We’re going to be using the brilliant FactoMineR package (http://factominer.free.fr/) during this little experiment, so if it’s not currently installed make sure to do so, then load the package:

# install.packages('FactoMineR')
require(FactoMineR)   # used for PCA and plotting

Define and extract sex markers (chrX and Y)

First define how many X and Y chr markers are present on the 450k array:

table(meth.anno$CHR == 'chrX' | meth.anno$CHR == 'chrY')

FALSE	TRUE
473697	11644

These can be extracted:

sex.markers <- meth.anno[meth.anno$CHR == 'chrX' | meth.anno$CHR == 'chrY',]$IlmnID

Then you can figure out how many of these are in the data that you have loaded:

table(rownames(betas) %in% sex.markers)

FALSE	TRUE
436292	10344

sex.betas <- betas[rownames(betas) %in% sex.markers,]

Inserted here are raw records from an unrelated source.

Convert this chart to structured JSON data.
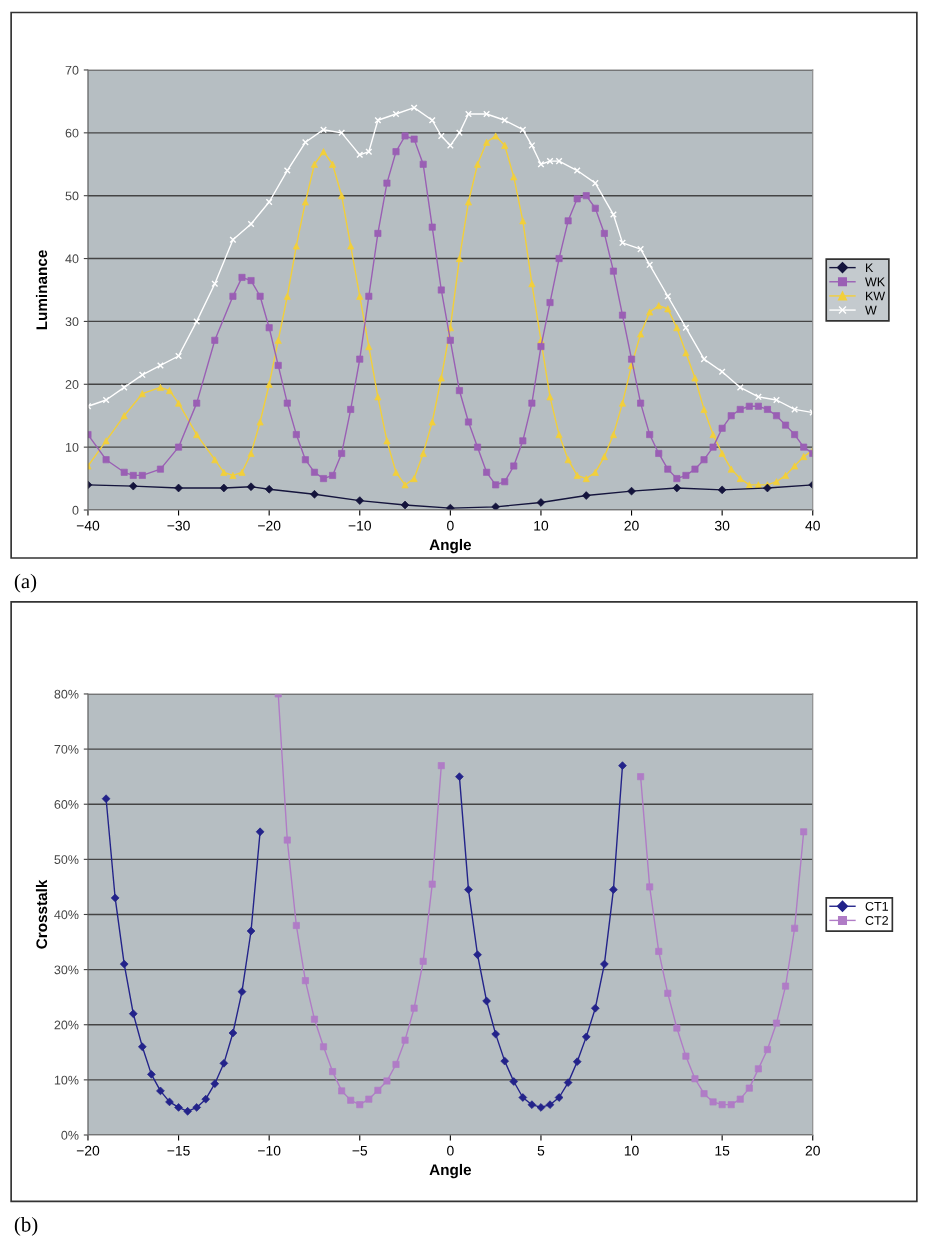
{
  "chart_data": [
    {
      "type": "line",
      "xlabel": "Angle",
      "ylabel": "Luminance",
      "legend": "right",
      "grid": "y",
      "annotations": [
        "(a)"
      ],
      "xlim": [
        -40,
        40
      ],
      "ylim": [
        0,
        70
      ],
      "xticks": [
        {
          "value": -40,
          "label": "−40"
        },
        {
          "value": -30,
          "label": "−30"
        },
        {
          "value": -20,
          "label": "−20"
        },
        {
          "value": -10,
          "label": "−10"
        },
        0,
        10,
        20,
        30,
        40
      ],
      "yticks": [
        0,
        10,
        20,
        30,
        40,
        50,
        60,
        70
      ],
      "series": [
        {
          "name": "K",
          "color": "#14143c",
          "marker": "diamond",
          "x": [
            -40,
            -35,
            -30,
            -25,
            -22,
            -20,
            -15,
            -10,
            -5,
            0,
            5,
            10,
            15,
            20,
            25,
            30,
            35,
            40
          ],
          "values": [
            4,
            3.8,
            3.5,
            3.5,
            3.7,
            3.3,
            2.5,
            1.5,
            0.8,
            0.3,
            0.5,
            1.2,
            2.3,
            3,
            3.5,
            3.2,
            3.5,
            4
          ]
        },
        {
          "name": "WK",
          "color": "#9a5fb4",
          "marker": "square",
          "x": [
            -40,
            -38,
            -36,
            -35,
            -34,
            -32,
            -30,
            -28,
            -26,
            -24,
            -23,
            -22,
            -21,
            -20,
            -19,
            -18,
            -17,
            -16,
            -15,
            -14,
            -13,
            -12,
            -11,
            -10,
            -9,
            -8,
            -7,
            -6,
            -5,
            -4,
            -3,
            -2,
            -1,
            0,
            1,
            2,
            3,
            4,
            5,
            6,
            7,
            8,
            9,
            10,
            11,
            12,
            13,
            14,
            15,
            16,
            17,
            18,
            19,
            20,
            21,
            22,
            23,
            24,
            25,
            26,
            27,
            28,
            29,
            30,
            31,
            32,
            33,
            34,
            35,
            36,
            37,
            38,
            39,
            40
          ],
          "values": [
            12,
            8,
            6,
            5.5,
            5.5,
            6.5,
            10,
            17,
            27,
            34,
            37,
            36.5,
            34,
            29,
            23,
            17,
            12,
            8,
            6,
            5,
            5.5,
            9,
            16,
            24,
            34,
            44,
            52,
            57,
            59.5,
            59,
            55,
            45,
            35,
            27,
            19,
            14,
            10,
            6,
            4,
            4.5,
            7,
            11,
            17,
            26,
            33,
            40,
            46,
            49.5,
            50,
            48,
            44,
            38,
            31,
            24,
            17,
            12,
            9,
            6.5,
            5,
            5.5,
            6.5,
            8,
            10,
            13,
            15,
            16,
            16.5,
            16.5,
            16,
            15,
            13.5,
            12,
            10,
            9
          ]
        },
        {
          "name": "KW",
          "color": "#f2cf3a",
          "marker": "triangle",
          "x": [
            -40,
            -38,
            -36,
            -34,
            -32,
            -31,
            -30,
            -28,
            -26,
            -25,
            -24,
            -23,
            -22,
            -21,
            -20,
            -19,
            -18,
            -17,
            -16,
            -15,
            -14,
            -13,
            -12,
            -11,
            -10,
            -9,
            -8,
            -7,
            -6,
            -5,
            -4,
            -3,
            -2,
            -1,
            0,
            1,
            2,
            3,
            4,
            5,
            6,
            7,
            8,
            9,
            10,
            11,
            12,
            13,
            14,
            15,
            16,
            17,
            18,
            19,
            20,
            21,
            22,
            23,
            24,
            25,
            26,
            27,
            28,
            29,
            30,
            31,
            32,
            33,
            34,
            35,
            36,
            37,
            38,
            39,
            40
          ],
          "values": [
            7,
            11,
            15,
            18.5,
            19.5,
            19,
            17,
            12,
            8,
            6,
            5.5,
            6,
            9,
            14,
            20,
            27,
            34,
            42,
            49,
            55,
            57,
            55,
            50,
            42,
            34,
            26,
            18,
            11,
            6,
            4,
            5,
            9,
            14,
            21,
            29,
            40,
            49,
            55,
            58.5,
            59.5,
            58,
            53,
            46,
            36,
            27,
            18,
            12,
            8,
            5.5,
            5,
            6,
            8.5,
            12,
            17,
            23,
            28,
            31.5,
            32.5,
            32,
            29,
            25,
            21,
            16,
            12,
            9,
            6.5,
            5,
            4,
            4,
            4,
            4.5,
            5.5,
            7,
            8.5,
            9.5
          ]
        },
        {
          "name": "W",
          "color": "#ffffff",
          "marker": "cross",
          "x": [
            -40,
            -38,
            -36,
            -34,
            -32,
            -30,
            -28,
            -26,
            -24,
            -22,
            -20,
            -18,
            -16,
            -14,
            -12,
            -10,
            -9,
            -8,
            -6,
            -4,
            -2,
            -1,
            0,
            1,
            2,
            4,
            6,
            8,
            9,
            10,
            11,
            12,
            14,
            16,
            18,
            19,
            21,
            22,
            24,
            26,
            28,
            30,
            32,
            34,
            36,
            38,
            40
          ],
          "values": [
            16.5,
            17.5,
            19.5,
            21.5,
            23,
            24.5,
            30,
            36,
            43,
            45.5,
            49,
            54,
            58.5,
            60.5,
            60,
            56.5,
            57,
            62,
            63,
            64,
            62,
            59.5,
            58,
            60,
            63,
            63,
            62,
            60.5,
            58,
            55,
            55.5,
            55.5,
            54,
            52,
            47,
            42.5,
            41.5,
            39,
            34,
            29,
            24,
            22,
            19.5,
            18,
            17.5,
            16,
            15.5
          ]
        }
      ]
    },
    {
      "type": "line",
      "xlabel": "Angle",
      "ylabel": "Crosstalk",
      "legend": "right",
      "grid": "y",
      "annotations": [
        "(b)"
      ],
      "xlim": [
        -20,
        20
      ],
      "ylim": [
        0,
        80
      ],
      "xticks": [
        {
          "value": -20,
          "label": "−20"
        },
        {
          "value": -15,
          "label": "−15"
        },
        {
          "value": -10,
          "label": "−10"
        },
        {
          "value": -5,
          "label": "−5"
        },
        0,
        5,
        10,
        15,
        20
      ],
      "yticks": [
        {
          "value": 0,
          "label": "0%"
        },
        {
          "value": 10,
          "label": "10%"
        },
        {
          "value": 20,
          "label": "20%"
        },
        {
          "value": 30,
          "label": "30%"
        },
        {
          "value": 40,
          "label": "40%"
        },
        {
          "value": 50,
          "label": "50%"
        },
        {
          "value": 60,
          "label": "60%"
        },
        {
          "value": 70,
          "label": "70%"
        },
        {
          "value": 80,
          "label": "80%"
        }
      ],
      "series": [
        {
          "name": "CT1",
          "color": "#23238a",
          "marker": "diamond",
          "x": [
            -19,
            -18.5,
            -18,
            -17.5,
            -17,
            -16.5,
            -16,
            -15.5,
            -15,
            -14.5,
            -14,
            -13.5,
            -13,
            -12.5,
            -12,
            -11.5,
            -11,
            -10.5,
            null,
            0.5,
            1,
            1.5,
            2,
            2.5,
            3,
            3.5,
            4,
            4.5,
            5,
            5.5,
            6,
            6.5,
            7,
            7.5,
            8,
            8.5,
            9,
            9.5
          ],
          "values": [
            61,
            43,
            31,
            22,
            16,
            11,
            8,
            6,
            5,
            4.3,
            5,
            6.5,
            9.3,
            13,
            18.5,
            26,
            37,
            55,
            null,
            65,
            44.5,
            32.7,
            24.3,
            18.3,
            13.4,
            9.7,
            6.8,
            5.5,
            5,
            5.5,
            6.8,
            9.5,
            13.3,
            17.8,
            23,
            31,
            44.5,
            67
          ]
        },
        {
          "name": "CT2",
          "color": "#b07cc6",
          "marker": "square",
          "x": [
            -9.5,
            -9,
            -8.5,
            -8,
            -7.5,
            -7,
            -6.5,
            -6,
            -5.5,
            -5,
            -4.5,
            -4,
            -3.5,
            -3,
            -2.5,
            -2,
            -1.5,
            -1,
            -0.5,
            null,
            10.5,
            11,
            11.5,
            12,
            12.5,
            13,
            13.5,
            14,
            14.5,
            15,
            15.5,
            16,
            16.5,
            17,
            17.5,
            18,
            18.5,
            19,
            19.5
          ],
          "values": [
            80,
            53.5,
            38,
            28,
            21,
            16,
            11.5,
            8,
            6.3,
            5.5,
            6.5,
            8.1,
            9.8,
            12.8,
            17.2,
            23,
            31.5,
            45.5,
            67,
            null,
            65,
            45,
            33.3,
            25.7,
            19.4,
            14.3,
            10.2,
            7.5,
            6,
            5.5,
            5.5,
            6.5,
            8.5,
            12,
            15.5,
            20.3,
            27,
            37.5,
            55
          ]
        }
      ]
    }
  ]
}
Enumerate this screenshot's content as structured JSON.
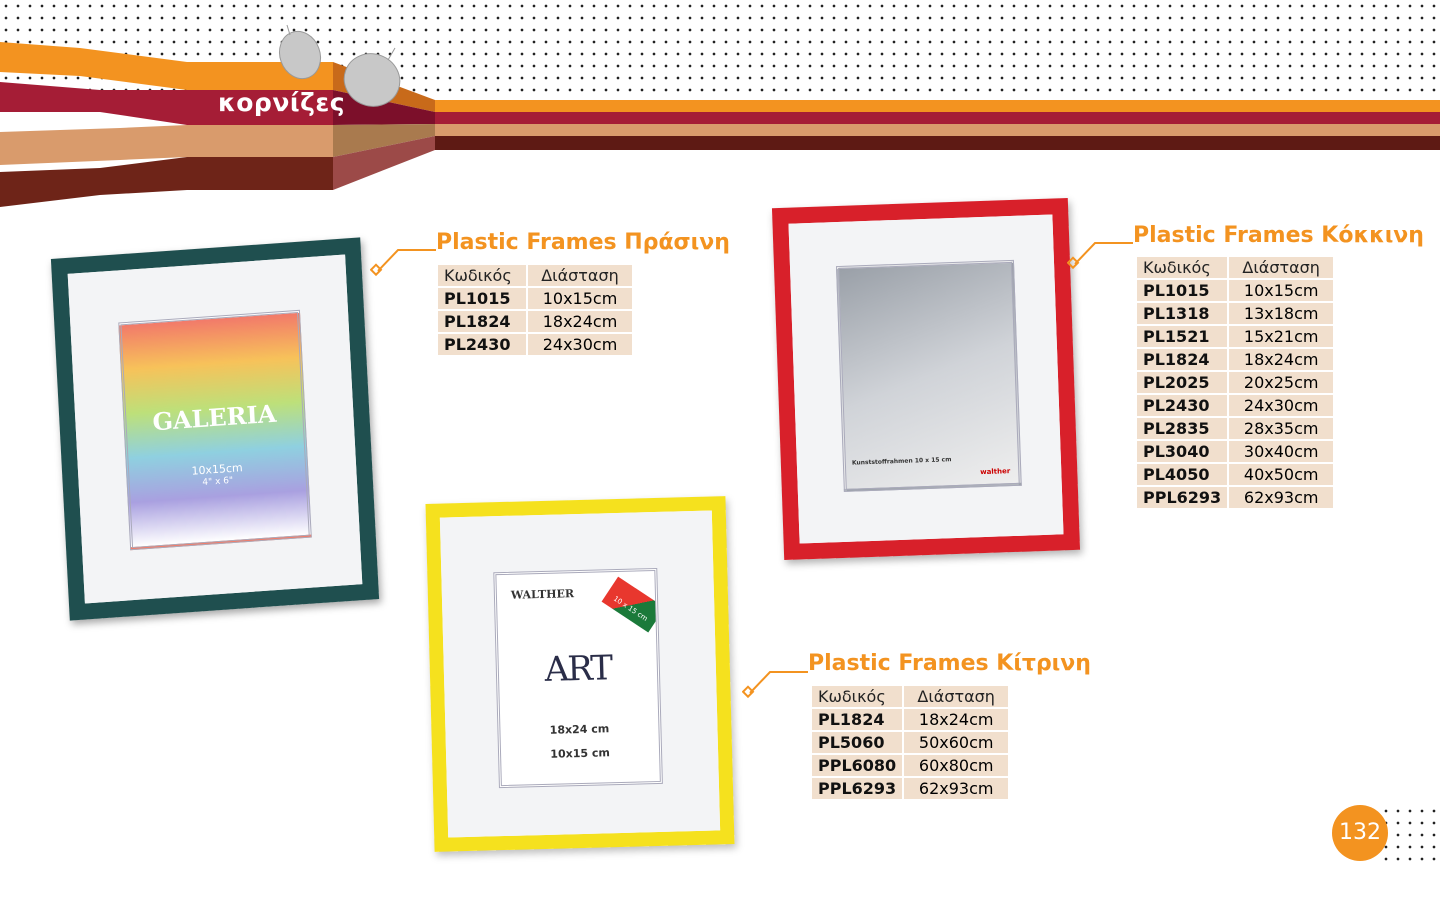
{
  "header": {
    "section_title": "κορνίζες"
  },
  "colors": {
    "orange": "#f39320",
    "crimson": "#a51d36",
    "tan": "#d99b6c",
    "brown": "#6e2418",
    "table_bg": "#f1dfcd"
  },
  "products": [
    {
      "title": "Plastic Frames Πράσινη",
      "frame_color": "#1f4f4f",
      "columns": [
        "Κωδικός",
        "Διάσταση"
      ],
      "rows": [
        [
          "PL1015",
          "10x15cm"
        ],
        [
          "PL1824",
          "18x24cm"
        ],
        [
          "PL2430",
          "24x30cm"
        ]
      ],
      "insert": {
        "brand": "GALERIA",
        "size": "10x15cm",
        "size_in": "4\" x 6\""
      }
    },
    {
      "title": "Plastic Frames Κόκκινη",
      "frame_color": "#d8202a",
      "columns": [
        "Κωδικός",
        "Διάσταση"
      ],
      "rows": [
        [
          "PL1015",
          "10x15cm"
        ],
        [
          "PL1318",
          "13x18cm"
        ],
        [
          "PL1521",
          "15x21cm"
        ],
        [
          "PL1824",
          "18x24cm"
        ],
        [
          "PL2025",
          "20x25cm"
        ],
        [
          "PL2430",
          "24x30cm"
        ],
        [
          "PL2835",
          "28x35cm"
        ],
        [
          "PL3040",
          "30x40cm"
        ],
        [
          "PL4050",
          "40x50cm"
        ],
        [
          "PPL6293",
          "62x93cm"
        ]
      ],
      "insert": {
        "caption": "Kunststoffrahmen 10 x 15 cm",
        "brand": "walther"
      }
    },
    {
      "title": "Plastic Frames Κίτρινη",
      "frame_color": "#f5e11e",
      "columns": [
        "Κωδικός",
        "Διάσταση"
      ],
      "rows": [
        [
          "PL1824",
          "18x24cm"
        ],
        [
          "PL5060",
          "50x60cm"
        ],
        [
          "PPL6080",
          "60x80cm"
        ],
        [
          "PPL6293",
          "62x93cm"
        ]
      ],
      "insert": {
        "brand": "WALTHER",
        "logo": "ART",
        "size": "18x24 cm",
        "photo_size": "10x15 cm",
        "corner": "10 x 15 cm"
      }
    }
  ],
  "page_number": "132"
}
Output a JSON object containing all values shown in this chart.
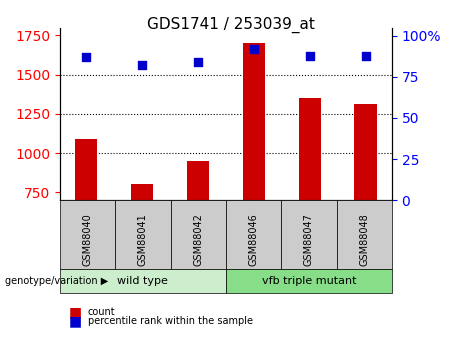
{
  "title": "GDS1741 / 253039_at",
  "categories": [
    "GSM88040",
    "GSM88041",
    "GSM88042",
    "GSM88046",
    "GSM88047",
    "GSM88048"
  ],
  "count_values": [
    1090,
    800,
    950,
    1700,
    1350,
    1310
  ],
  "percentile_values": [
    87,
    82,
    84,
    92,
    88,
    88
  ],
  "bar_color": "#cc0000",
  "dot_color": "#0000cc",
  "ylim_left": [
    700,
    1800
  ],
  "ylim_right": [
    0,
    105
  ],
  "yticks_left": [
    750,
    1000,
    1250,
    1500,
    1750
  ],
  "yticks_right": [
    0,
    25,
    50,
    75,
    100
  ],
  "ytick_labels_right": [
    "0",
    "25",
    "50",
    "75",
    "100%"
  ],
  "grid_values": [
    1000,
    1250,
    1500
  ],
  "wildtype_label": "wild type",
  "mutant_label": "vfb triple mutant",
  "genotype_label": "genotype/variation",
  "legend_count": "count",
  "legend_percentile": "percentile rank within the sample",
  "wildtype_color": "#cceecc",
  "mutant_color": "#88dd88",
  "xlabel_area_bg": "#cccccc",
  "bar_width": 0.4
}
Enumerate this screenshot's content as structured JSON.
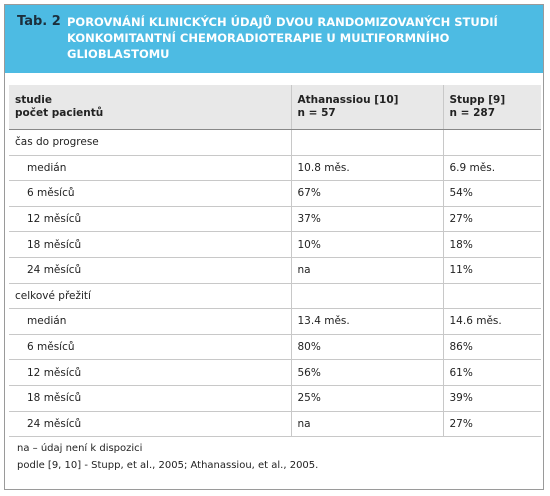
{
  "header": {
    "label": "Tab. 2",
    "title_lines": [
      "POROVNÁNÍ KLINICKÝCH ÚDAJŮ DVOU RANDOMIZOVANÝCH STUDIÍ",
      "KONKOMITANTNÍ CHEMORADIOTERAPIE U MULTIFORMNÍHO",
      "GLIOBLASTOMU"
    ]
  },
  "table": {
    "columns": [
      [
        "studie",
        "počet pacientů"
      ],
      [
        "Athanassiou [10]",
        "n = 57"
      ],
      [
        "Stupp [9]",
        "n = 287"
      ]
    ],
    "groups": [
      {
        "title": "čas do progrese",
        "rows": [
          [
            "medián",
            "10.8 měs.",
            "6.9 měs."
          ],
          [
            "6 měsíců",
            "67%",
            "54%"
          ],
          [
            "12 měsíců",
            "37%",
            "27%"
          ],
          [
            "18 měsíců",
            "10%",
            "18%"
          ],
          [
            "24 měsíců",
            "na",
            "11%"
          ]
        ]
      },
      {
        "title": "celkové přežití",
        "rows": [
          [
            "medián",
            "13.4 měs.",
            "14.6 měs."
          ],
          [
            "6 měsíců",
            "80%",
            "86%"
          ],
          [
            "12 měsíců",
            "56%",
            "61%"
          ],
          [
            "18 měsíců",
            "25%",
            "39%"
          ],
          [
            "24 měsíců",
            "na",
            "27%"
          ]
        ]
      }
    ]
  },
  "footnotes": [
    "na – údaj není k dispozici",
    "podle [9, 10] - Stupp, et al., 2005; Athanassiou, et al., 2005."
  ]
}
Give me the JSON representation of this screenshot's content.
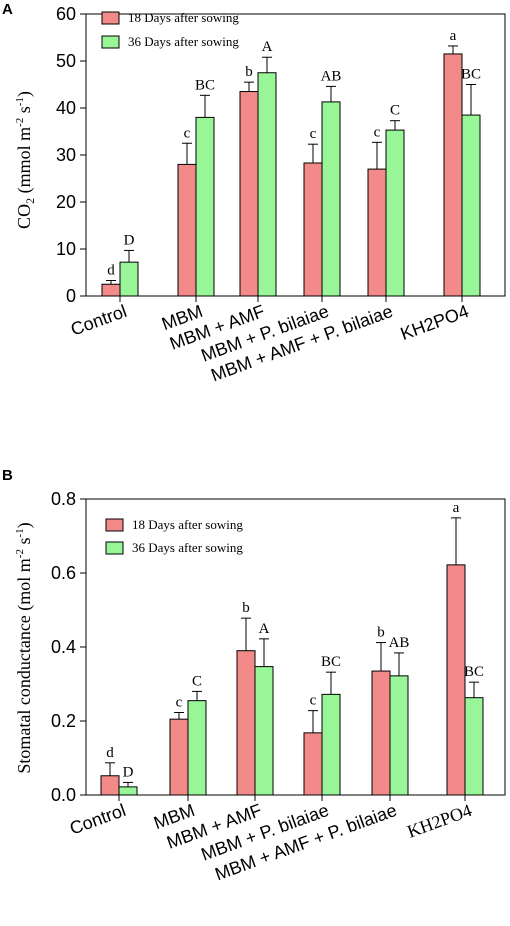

Look at the data, can you see any patterns?

head(sex.betas)

	GSM1179534	GSM1179535	GSM1179536	GSM1179537	GSM990423	GSM1179540	GSM1179542	GSM1224032	GSM1224035	GSM1224037
cg00063477	0.5313657	0.5313294	0.9171985	0.9198911	0.4691203	0.3705699	0.4787351	0.9481618	0.4540514	0.9248766
cg00121626	0.5313752	0.5313375	0.4340551	0.4122939	0.4691767	0.2490480	0.4787418	0.4317573	0.0001380	0.4147529
cg00212031	0.5313847	0.5313474	0.0471097	0.0457456	0.4692831	0.1768156	0.4787480	0.0001249	0.3888040	0.0175207
cg00213748	0.5313897	0.5313551	0.7857719	0.7865042	0.4692893	0.4675472	0.4787521	0.8891483	0.0837567	0.8326294
cg00214611	0.5313956	0.5313607	0.0506264	0.0525789	0.4693121	0.1979152	0.4787573	0.0153420	0.4159638	0.0223633
cg00271873	0.5314066	0.5313697	0.8009416	0.8236546	0.4694095	0.1734459	0.4787680	0.7834561	0.1834110	0.7495785

How does it look when clustered?

# Hierarchical Clustering 
d <- t(sex.betas)
rownames(d) <- tissues
d <- dist(d, method = "minkowski", p = 2)
hc <- hclust(d)
plot(hc, main="Cluster on X and Y Chr CpG sites", labels = tissues, xlab = '', sub="")

This data is obviously mixed sex. We actually know that there are 4 males in this data set so we can create a sex variable to use in further exploratory analysis:

sex <- as.factor(c('female', 'female', 'male', 'male', 'female', 'female', 'female', 'male', 'female', 'male'))

We are now going to perform a principle components analysis (PCA) as a means to further explore this data:

# set up the data for PCA
pca.data <- t(sex.betas)
pca.data <- as.data.frame(pca.data)
pca.data$tissue <- as.factor(tissues)
pca.data$sex <- sex
# perform the PCA
res.pca <- PCA(pca.data, quali.sup = c(ncol(pca.data), ncol(pca.data)-1), graph = FALSE)

Create a PCA plot:

plotellipses(res.pca, keepvar = c("tissue", "sex"), axes = c(1, 2), cex = 0.65, 
    legend = list(bty = "y", x = "topright"))

What can you infer from the PCA plots? Does it seem like sex could be influencing the analysis?

We can actually run a PCA on ALL CpG sites, this will help us to decide whether sex is potentially impacting our analysis.

WARNING: the below will take several minutes (~5 depending on the machine) to complete.

# set up the data for PCA
pca.data <- t(betas)
pca.data <- as.data.frame(pca.data)
pca.data$tissue <- as.factor(tissues)
pca.data$sex <- sex
# perform the PCA
res.pca <- PCA(pca.data, quali.sup = c(ncol(pca.data), ncol(pca.data) - 1), 
    graph = FALSE)

plotellipses(res.pca, keepvar = c("tissue", "sex"), axes = c(1, 2), cex = 0.65, 
    legend = list(bty = "y", x = "topright"))

What can we infer about sex and it’s influence on our analysis from the above?